There has never been an experimental study of whether smoking causes lung cancer—that would be unethical and impractical. But that did not prevent action as the observational evidence became overwhelming. Indeed, calls for perfect evidence and criticisms of the observational data primarily came from the tobacco industry or scientists funded by them. Any study will have limitations, and we should recognise these. But we should also be pragmatic and ensure that we are consistently updating our beliefs and activity as evidence evolves. In many cases, experimental studies are perfectly feasible (e.g., most preclinical research). In other cases, they are necessary (e.g., approval of novel pharmaceutical products or medical devices). However, in some cases, we need to recognise the limits of what is possible and use imperfect data to allow us to move forward, particularly when the risks of doing so are limited or when the change in practice is being introduced anyway (as in the case of the trainee professional development studied by Brandt and colleagues).

Ultimately, a cluster randomised trial of trainee professional development, where institutions are randomised to deliver this training or not, would provide the most compelling evidence. The study by Brandt and colleagues may serve to motivate such a study and potentially inform its design. But as changes to working practices, incentives, and research culture are introduced across the research ecosystem, we should be collecting the data we can to understand as best as we can the potential impacts—both positive and negative—of these changes.

References

  1. 1. Babbage C. Reflections on the Decline of Science in England, and on Some of its Causes. London: B. Fellowes & J. Booth; 1830.
  2. 2. Ioannidis JPA. Why Most Published Research Findings Are False. PLoS Med. 2005;2:e124. pmid:16060722
  3. 3. Levy KEC, Johns DM. When open data is a Trojan Horse: The weaponization of transparency in science and governance. Big Data Soc. 2016;3:1–6.
  4. 4. Kidwell MC, Lazarević LB, Baranski E, Hardwicke TE, Piechowski S, Falkenberg L-S, et al. Badges to Acknowledge Open Practices: A Simple, Low-Cost, Effective Method for Increasing Transparency. PLoS Biol. 2016;14:e1002456. pmid:27171007
  5. 5. Rowhani-Farid A, Aldcroft A, Barnett AG. Did awarding badges increase data sharing in BMJ Open? A randomized controlled trial.
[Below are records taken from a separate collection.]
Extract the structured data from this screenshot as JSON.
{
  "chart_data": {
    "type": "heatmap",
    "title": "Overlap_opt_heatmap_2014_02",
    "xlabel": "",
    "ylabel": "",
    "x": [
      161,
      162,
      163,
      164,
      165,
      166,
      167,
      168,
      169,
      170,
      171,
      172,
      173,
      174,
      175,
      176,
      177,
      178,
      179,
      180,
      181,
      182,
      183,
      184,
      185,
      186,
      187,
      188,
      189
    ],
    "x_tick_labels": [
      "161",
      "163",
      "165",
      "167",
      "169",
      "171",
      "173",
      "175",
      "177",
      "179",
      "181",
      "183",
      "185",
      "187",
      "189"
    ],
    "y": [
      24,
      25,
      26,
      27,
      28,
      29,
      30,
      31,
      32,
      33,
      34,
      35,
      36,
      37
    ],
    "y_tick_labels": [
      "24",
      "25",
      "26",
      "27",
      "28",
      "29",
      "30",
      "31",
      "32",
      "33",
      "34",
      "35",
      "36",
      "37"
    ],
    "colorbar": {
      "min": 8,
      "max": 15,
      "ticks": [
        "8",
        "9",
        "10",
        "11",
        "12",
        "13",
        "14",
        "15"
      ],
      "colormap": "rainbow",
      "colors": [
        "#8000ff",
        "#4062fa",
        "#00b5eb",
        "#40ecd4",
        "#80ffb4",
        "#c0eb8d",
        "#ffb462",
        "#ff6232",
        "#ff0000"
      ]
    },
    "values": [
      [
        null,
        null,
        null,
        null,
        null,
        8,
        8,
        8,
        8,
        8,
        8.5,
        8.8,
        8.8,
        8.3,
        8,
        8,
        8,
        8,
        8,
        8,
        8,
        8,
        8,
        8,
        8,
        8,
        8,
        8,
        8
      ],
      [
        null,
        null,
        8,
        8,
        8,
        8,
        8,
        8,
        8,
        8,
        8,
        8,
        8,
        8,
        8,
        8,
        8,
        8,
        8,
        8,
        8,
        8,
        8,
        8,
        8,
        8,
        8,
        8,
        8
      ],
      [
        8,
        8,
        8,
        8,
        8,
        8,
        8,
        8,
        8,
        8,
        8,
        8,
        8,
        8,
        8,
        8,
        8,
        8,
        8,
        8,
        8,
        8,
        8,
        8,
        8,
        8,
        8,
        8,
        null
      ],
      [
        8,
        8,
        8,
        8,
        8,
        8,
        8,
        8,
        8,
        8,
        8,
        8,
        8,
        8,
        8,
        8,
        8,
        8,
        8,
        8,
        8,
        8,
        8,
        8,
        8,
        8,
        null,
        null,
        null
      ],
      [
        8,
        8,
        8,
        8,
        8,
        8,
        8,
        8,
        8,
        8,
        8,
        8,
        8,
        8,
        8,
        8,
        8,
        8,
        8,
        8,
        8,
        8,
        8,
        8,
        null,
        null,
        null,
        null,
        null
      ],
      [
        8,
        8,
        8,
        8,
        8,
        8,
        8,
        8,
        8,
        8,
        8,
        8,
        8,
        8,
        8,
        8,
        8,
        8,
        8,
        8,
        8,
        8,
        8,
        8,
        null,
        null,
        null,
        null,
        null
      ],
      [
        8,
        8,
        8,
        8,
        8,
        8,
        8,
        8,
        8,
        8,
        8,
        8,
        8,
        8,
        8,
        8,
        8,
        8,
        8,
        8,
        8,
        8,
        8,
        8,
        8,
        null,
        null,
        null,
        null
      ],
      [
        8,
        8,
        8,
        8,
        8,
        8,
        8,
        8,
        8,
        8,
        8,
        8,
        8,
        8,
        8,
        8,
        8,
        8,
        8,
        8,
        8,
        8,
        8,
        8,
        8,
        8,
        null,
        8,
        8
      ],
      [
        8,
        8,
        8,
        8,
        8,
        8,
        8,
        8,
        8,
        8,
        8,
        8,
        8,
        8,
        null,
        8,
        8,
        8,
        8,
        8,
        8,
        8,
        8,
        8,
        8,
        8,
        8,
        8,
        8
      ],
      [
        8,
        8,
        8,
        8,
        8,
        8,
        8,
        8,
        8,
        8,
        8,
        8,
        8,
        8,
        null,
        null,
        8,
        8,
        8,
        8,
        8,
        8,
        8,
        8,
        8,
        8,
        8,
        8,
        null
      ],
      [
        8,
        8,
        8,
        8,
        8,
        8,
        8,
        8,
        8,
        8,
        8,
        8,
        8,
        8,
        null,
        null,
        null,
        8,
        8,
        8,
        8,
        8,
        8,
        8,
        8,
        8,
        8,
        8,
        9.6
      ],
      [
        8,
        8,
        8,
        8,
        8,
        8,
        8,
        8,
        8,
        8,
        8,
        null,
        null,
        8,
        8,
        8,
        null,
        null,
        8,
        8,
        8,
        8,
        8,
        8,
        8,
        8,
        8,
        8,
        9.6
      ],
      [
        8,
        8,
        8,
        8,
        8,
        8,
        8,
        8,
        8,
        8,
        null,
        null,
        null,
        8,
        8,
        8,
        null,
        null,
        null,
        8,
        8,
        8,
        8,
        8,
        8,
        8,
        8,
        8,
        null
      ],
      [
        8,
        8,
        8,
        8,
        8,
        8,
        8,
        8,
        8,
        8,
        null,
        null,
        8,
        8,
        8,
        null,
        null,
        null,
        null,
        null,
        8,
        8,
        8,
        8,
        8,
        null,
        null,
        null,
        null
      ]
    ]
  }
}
R Soc Open Sci. 2020;7:191818. pmid:32269804
  6. 6. Munafo MR, Davey Smith G. Robust research requires many lines of evidence. Nature. 2018;553:399–401.
  7. 7. Brandt P, Varvayanis SS, Baas T, Bolgioni-Smith A, Alder J, Petrie KA, et al. A cross-institutional analysis of the effects of broadening trainee professional development on research productivity. PLoS Biol. 2021;19:e3000956.